Step 1. By condition (4), $P(t)$ is a 2-dimensional linear subspace of $\mathbb R^3$. Let $n$ be a unit normal vector to $P(t)$. Let $v'_A$, $v'_B$ and $v'_C$ be real numbers such that $v'_An$, $v'_Bn$ and $v'_Cn$ are the components of $v_A(t)$, $v_B(t)$ and $v_C(t)$ orthogonal to $P(t)$. Substituting $v_C = – (v_A + v_B)$ from 1. into 2,
$$0 = A \times v_A + B \times v_B – C \times (v_A + v_B ) = (A – C) \times v_A + (B – C) \times v_B \tag{5}$$
For the normal component of the vector on the right side,
$$(A – C) \times v'_An + (B – C) \times v'_Bn = (v'_A(A – C) + v'_B(B – C)) \times n \tag{6}$$Since the vector $v'_A(A – C) + v'_B(B – C)$ is orthogonal to $n$ and $n \neq 0$, from (6) follows $$ (A – C) v'_A+ (B – C) v'_B = 0.$$
Thus, by the linear independency of $(A -C)$ and $(B – C)$, $v'_A = v'_B = 0$ and this completes step 1.

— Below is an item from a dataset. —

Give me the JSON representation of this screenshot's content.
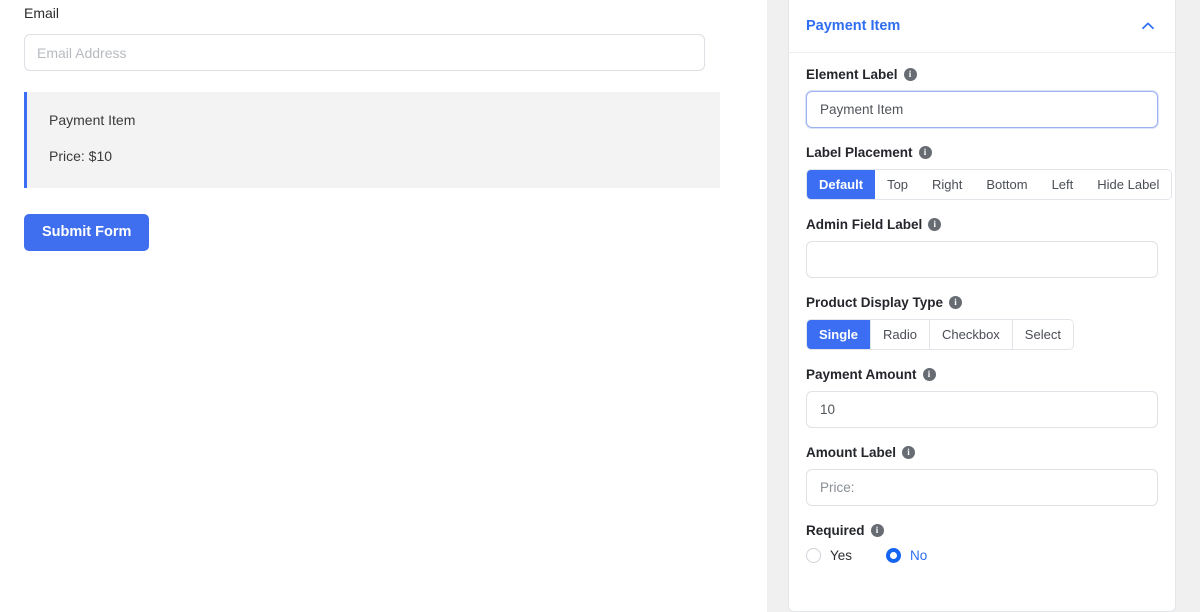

My proof of step 2. isn't exact enough so I even don't write it down here. Could somebody give a mathematically exact proof for step 2, or for the whole statement?
Best Answer
Here is a short self-contained proof - inspired by the earlier remarks and answers.
By the first condition, the baricenter $(A+B+C)/3$ is constant. The assumptions and the conclusion are invariant under shifting $A$, $B$, $C$ by a constant vector, hence we can assume from the beginning that $A+B+C=0$. Then the first condition is automatic, while the second and third conditions can be rewritten as (after substituting $C=-A-B$): $$(A+2B)\times v_B=v_A\times(2A+B),$$ where $A$ and $B$ are linearly independent. Let us call $X$ the common two sides of this equation. First, $X$ is orthogonal to $A+2B$ and $2A+B$, hence it is also orthogonal to $A$ and $B$. Second, decomposing $X$ as $$X=A\times v_B+2B\times v_B\quad\text{and}\quad X=2 v_A\times A+v_A\times B,$$ and observing that any cross product containing $A$ (resp. $B$) is trivially orthogonal to $A$ (resp. $B$), we infer that both terms on both right-hand sides are orthogonal to $A$ and $B$. In particular, the derivative of $A\times B$ is orthogonal to $A$ and $B$, whence $A\times B$ is constrained to a ray (half-line starting at the origin). Done.